In 1990, he joined Alcantara S.p.A., an Italian company belonging to Toray Industries Inc. In 1998, he was appointed CEO of TUA Inc., a New York-based American company resulting from Toray's takeover of Springs Industries’ microfibre business.

Boragno has been Chairman of the Alcantara company since 2006, and was CEO from 2004 to 2023. He has also been a senior director of Toray Industries Inc. from June 2007 to 2023.

Since 2024 Boragno has been Advisor of Toray international Europe Gmbh

Boragno is Vice President of the Fondazione Italia Giappone (Italy-Japan Foundation).

== Focus on sustainability ==
Boragno is noted for initiating in 2009 Alcantara's strong commitment to sustainability. Under Boragno's leadership, the company carried out widespread stakeholder engagement activities through the involvement of international partners such as the World Bank/Connect4Climate, Venice International University, and the Earth Day Network.

Boragno built on such collaborations to host periodic international symposiums designed to promote sustainability-oriented business management at the global level.
As of today, Alcantara, in partnership with the VIU (Venice International University), has organized six Symposia:
- 1st edition: "Sustainability and the New Automotive Value Chain" Venice, October 2014;
- 2nd edition: "The Automotive Ecosystem on the Global Road to Sustainability. The Asian Perspective", Venice, October 2015;
- 3rd edition: "Sustainability and Corporate Value", Tokyo, October 2016, in partnership with Nikkei, and the Waseda University, with the support of The Society of Global Business;
- 4th edition: "Coping with Change: Global Warming and Decarbonization", Venice, March 2018;
- 5th edition: "Climate How: How to Engage Society and Deploy Decarbonization", Venice, February 2019, with the support of the World Bank's Connect4Climate global partnership program;
- 6th edition: "Greenwashing and Sustainability: a Growing Trend that Needs To Be Addressed", Venice, October 2021, with the support of SIA (Social Impact Agenda for Italy)

Andrea Boragno was also invited to speak about Pope Francis's encyclical Laudato Si’ to put forward Alcantara's experience as an example of a sustainable company in 2015.

== Focus on art world ==
Approximately ten years ago, Boragno initiated a series of projects between Alcantara and the art sector. These included collaborations with artists and international museum institutions.

The collaborations with the art world involved more than 15 museums (including MAXXI, Victoria and Albert Museum, Yuz Museum Shanghai, Mori Art Museum, Palazzo Reale), more than 10 cities (among others Rome, London, Shanghai, Tokyo, Milan) and around 100 artists (to mention but a few: Nendo, Marcel Wanders, Ross Lovegrove, Giulio Cappellini, Nanda Vigo, Yuri Ancarani, Qin Feng, Qu Lei Lei, Chiharu Shiota, Iris Van Herpen), for a total of more than 100 artworks exhibited.

Boragno’s important role in the development and growth of Alcantara’s relationship with the art world in recent years was the basis for the book “ALCANTARA The Material of Art”, published by Skira and edited by Luca Masia. The book tells the story of the birth and development of this special relationship, highlighting the many collaborations and projects Alcantara has undertaken with internationally renowned artists and designers.

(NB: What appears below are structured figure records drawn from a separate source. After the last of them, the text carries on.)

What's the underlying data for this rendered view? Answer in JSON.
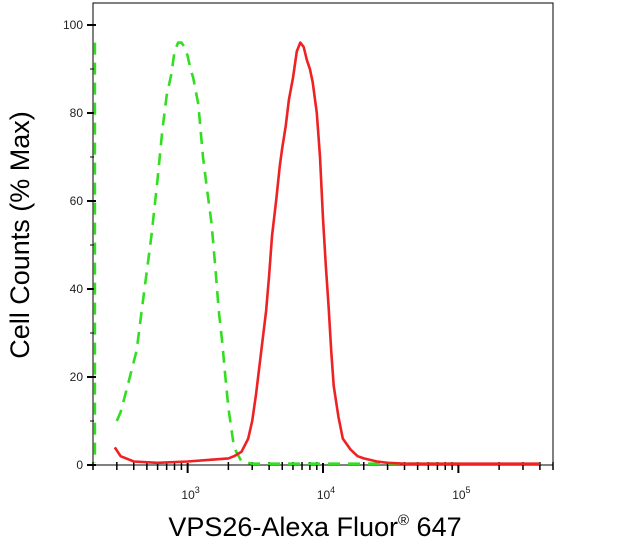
{
  "chart_data": {
    "type": "line",
    "title": "",
    "xlabel": "VPS26-Alexa Fluor",
    "xlabel_superscript": "®",
    "xlabel_suffix": " 647",
    "ylabel": "Cell Counts (% Max)",
    "x_scale": "log",
    "xlim": [
      200,
      500000
    ],
    "ylim": [
      0,
      105
    ],
    "y_ticks": [
      0,
      20,
      40,
      60,
      80,
      100
    ],
    "y_tick_labels": [
      "0",
      "20",
      "40",
      "60",
      "80",
      "100"
    ],
    "x_ticks": [
      1000,
      10000,
      100000
    ],
    "x_tick_labels": [
      {
        "base": "10",
        "exp": "3"
      },
      {
        "base": "10",
        "exp": "4"
      },
      {
        "base": "10",
        "exp": "5"
      }
    ],
    "grid": false,
    "legend": "none",
    "series": [
      {
        "style": "dashed",
        "color": "#33dd22",
        "x": [
          300,
          320,
          360,
          420,
          480,
          540,
          600,
          650,
          700,
          760,
          800,
          850,
          900,
          950,
          1000,
          1050,
          1100,
          1200,
          1300,
          1400,
          1500,
          1600,
          1700,
          1800,
          1900,
          2000,
          2200,
          2500,
          3000,
          5000,
          10000,
          30000,
          100000
        ],
        "y": [
          10,
          12,
          18,
          26,
          40,
          52,
          65,
          76,
          84,
          89,
          94,
          96,
          96,
          95,
          93,
          90,
          88,
          82,
          70,
          62,
          55,
          45,
          35,
          28,
          20,
          13,
          4,
          0.8,
          0.3,
          0.3,
          0.3,
          0.3,
          0.3
        ]
      },
      {
        "style": "solid",
        "color": "#ee2222",
        "x": [
          290,
          320,
          400,
          600,
          1000,
          1500,
          2000,
          2200,
          2500,
          2800,
          3000,
          3200,
          3500,
          3800,
          4000,
          4200,
          4500,
          4800,
          5000,
          5300,
          5600,
          6000,
          6400,
          6800,
          7200,
          7600,
          8000,
          8400,
          9000,
          9500,
          10000,
          10500,
          11000,
          11500,
          12000,
          13000,
          14000,
          16000,
          18000,
          20000,
          25000,
          30000,
          40000,
          60000,
          100000,
          200000,
          400000
        ],
        "y": [
          4,
          2,
          0.8,
          0.5,
          0.8,
          1.2,
          1.5,
          2,
          3,
          6,
          10,
          16,
          26,
          35,
          43,
          52,
          60,
          68,
          72,
          77,
          83,
          88,
          94,
          96,
          95,
          92,
          90,
          87,
          80,
          70,
          56,
          45,
          36,
          26,
          18,
          11,
          6,
          3.5,
          2,
          1.5,
          0.8,
          0.5,
          0.3,
          0.3,
          0.3,
          0.3,
          0.3
        ]
      }
    ]
  }
}
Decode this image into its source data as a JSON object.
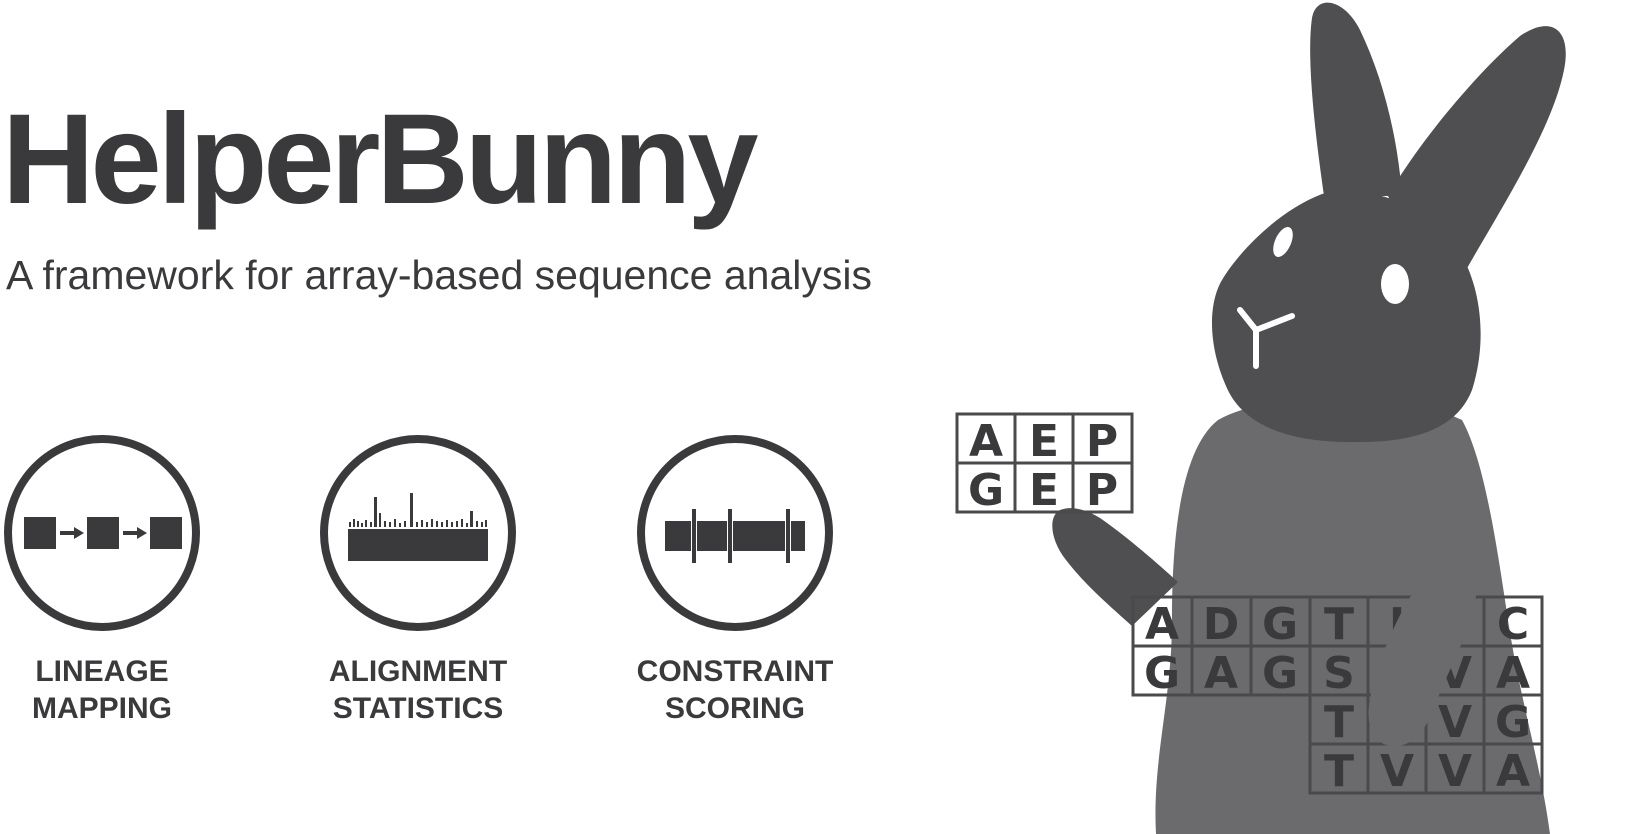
{
  "header": {
    "title": "HelperBunny",
    "subtitle": "A framework for array-based sequence analysis"
  },
  "features": [
    {
      "icon": "lineage-mapping-icon",
      "label_lines": [
        "LINEAGE",
        "MAPPING"
      ]
    },
    {
      "icon": "alignment-statistics-icon",
      "label_lines": [
        "ALIGNMENT",
        "STATISTICS"
      ]
    },
    {
      "icon": "constraint-scoring-icon",
      "label_lines": [
        "CONSTRAINT",
        "SCORING"
      ]
    }
  ],
  "illustration": {
    "small_grid": {
      "rows": [
        [
          "A",
          "E",
          "P"
        ],
        [
          "G",
          "E",
          "P"
        ]
      ]
    },
    "large_grid": {
      "rows": [
        [
          "A",
          "D",
          "G",
          "T",
          "I",
          "",
          "C"
        ],
        [
          "G",
          "A",
          "G",
          "S",
          "",
          "V",
          "A"
        ],
        [
          "",
          "",
          "",
          "T",
          "",
          "V",
          "G"
        ],
        [
          "",
          "",
          "",
          "T",
          "V",
          "V",
          "A"
        ]
      ]
    }
  },
  "colors": {
    "text": "#3a3a3c",
    "bunny_head": "#4f4f51",
    "bunny_body": "#6b6b6d",
    "grid_line": "#4a4a4c",
    "background": "#ffffff"
  }
}
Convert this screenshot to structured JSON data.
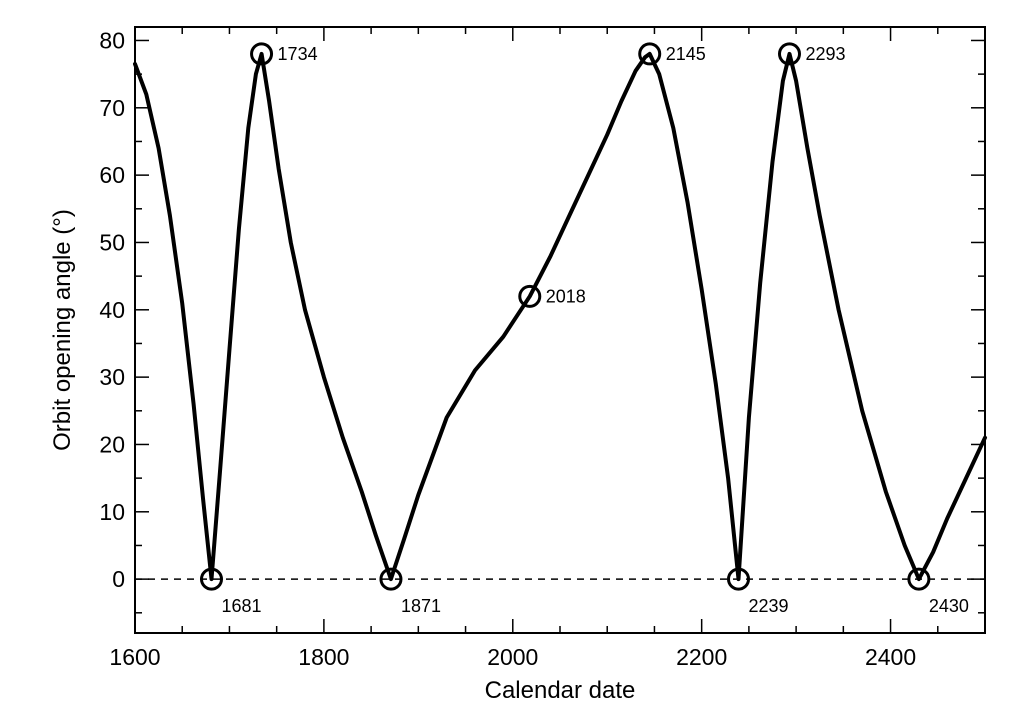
{
  "chart_data": {
    "type": "line",
    "title": "",
    "xlabel": "Calendar date",
    "ylabel": "Orbit opening angle (°)",
    "xlim": [
      1600,
      2500
    ],
    "ylim": [
      -8,
      82
    ],
    "x_ticks": [
      1600,
      1800,
      2000,
      2200,
      2400
    ],
    "y_ticks": [
      0,
      10,
      20,
      30,
      40,
      50,
      60,
      70,
      80
    ],
    "grid": false,
    "reference_line": {
      "y": 0,
      "style": "dashed"
    },
    "series": [
      {
        "values_xy": [
          [
            1600,
            76.5
          ],
          [
            1612,
            72
          ],
          [
            1625,
            64
          ],
          [
            1637,
            54
          ],
          [
            1650,
            41
          ],
          [
            1662,
            26
          ],
          [
            1672,
            12
          ],
          [
            1681,
            0
          ],
          [
            1690,
            16
          ],
          [
            1700,
            34
          ],
          [
            1710,
            52
          ],
          [
            1720,
            67
          ],
          [
            1728,
            75
          ],
          [
            1734,
            78
          ],
          [
            1742,
            71
          ],
          [
            1752,
            61
          ],
          [
            1765,
            50
          ],
          [
            1780,
            40
          ],
          [
            1800,
            30
          ],
          [
            1820,
            21
          ],
          [
            1840,
            13
          ],
          [
            1855,
            6.5
          ],
          [
            1871,
            0
          ],
          [
            1885,
            6
          ],
          [
            1900,
            12.5
          ],
          [
            1930,
            24
          ],
          [
            1960,
            31
          ],
          [
            1990,
            36
          ],
          [
            2018,
            42
          ],
          [
            2040,
            48
          ],
          [
            2060,
            54
          ],
          [
            2080,
            60
          ],
          [
            2100,
            66
          ],
          [
            2115,
            71
          ],
          [
            2130,
            75.5
          ],
          [
            2140,
            77.5
          ],
          [
            2145,
            78
          ],
          [
            2155,
            75
          ],
          [
            2170,
            67
          ],
          [
            2185,
            56
          ],
          [
            2200,
            43
          ],
          [
            2215,
            29
          ],
          [
            2228,
            15
          ],
          [
            2239,
            0
          ],
          [
            2250,
            24
          ],
          [
            2262,
            44
          ],
          [
            2275,
            62
          ],
          [
            2286,
            74
          ],
          [
            2293,
            78
          ],
          [
            2300,
            74
          ],
          [
            2312,
            64
          ],
          [
            2325,
            54
          ],
          [
            2345,
            40
          ],
          [
            2370,
            25
          ],
          [
            2395,
            13
          ],
          [
            2415,
            5
          ],
          [
            2430,
            0
          ],
          [
            2445,
            4
          ],
          [
            2460,
            9
          ],
          [
            2480,
            15
          ],
          [
            2500,
            21
          ]
        ]
      }
    ],
    "marked_points": [
      {
        "x": 1681,
        "y": 0,
        "label": "1681"
      },
      {
        "x": 1734,
        "y": 78,
        "label": "1734"
      },
      {
        "x": 1871,
        "y": 0,
        "label": "1871"
      },
      {
        "x": 2018,
        "y": 42,
        "label": "2018"
      },
      {
        "x": 2145,
        "y": 78,
        "label": "2145"
      },
      {
        "x": 2239,
        "y": 0,
        "label": "2239"
      },
      {
        "x": 2293,
        "y": 78,
        "label": "2293"
      },
      {
        "x": 2430,
        "y": 0,
        "label": "2430"
      }
    ]
  }
}
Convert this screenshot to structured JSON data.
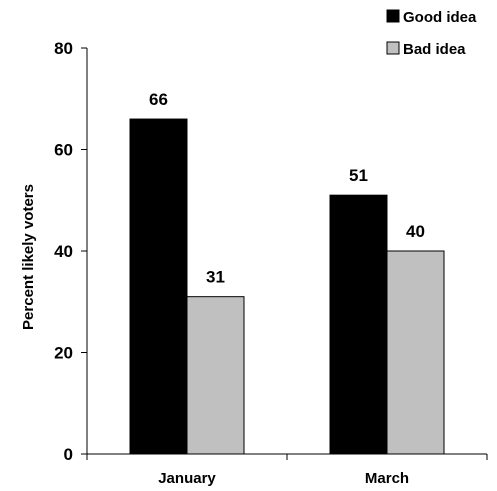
{
  "chart_data": {
    "type": "bar",
    "categories": [
      "January",
      "March"
    ],
    "series": [
      {
        "name": "Good idea",
        "values": [
          66,
          51
        ],
        "color": "#000000"
      },
      {
        "name": "Bad idea",
        "values": [
          31,
          40
        ],
        "color": "#c0c0c0"
      }
    ],
    "ylabel": "Percent likely voters",
    "xlabel": "",
    "ylim": [
      0,
      80
    ],
    "yticks": [
      0,
      20,
      40,
      60,
      80
    ],
    "legend_position": "top-right",
    "grid": false,
    "data_labels": true
  }
}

Over the years, the dialogue with creativity brought to the definition of a new form of cultural collaboration between industry and the art world. In fact the relationship purely based on patronage or fundraising objectives has been replaced by a cultural partnership relationship with international museums and institutions, where Alcantara material has become integral part of the creative process.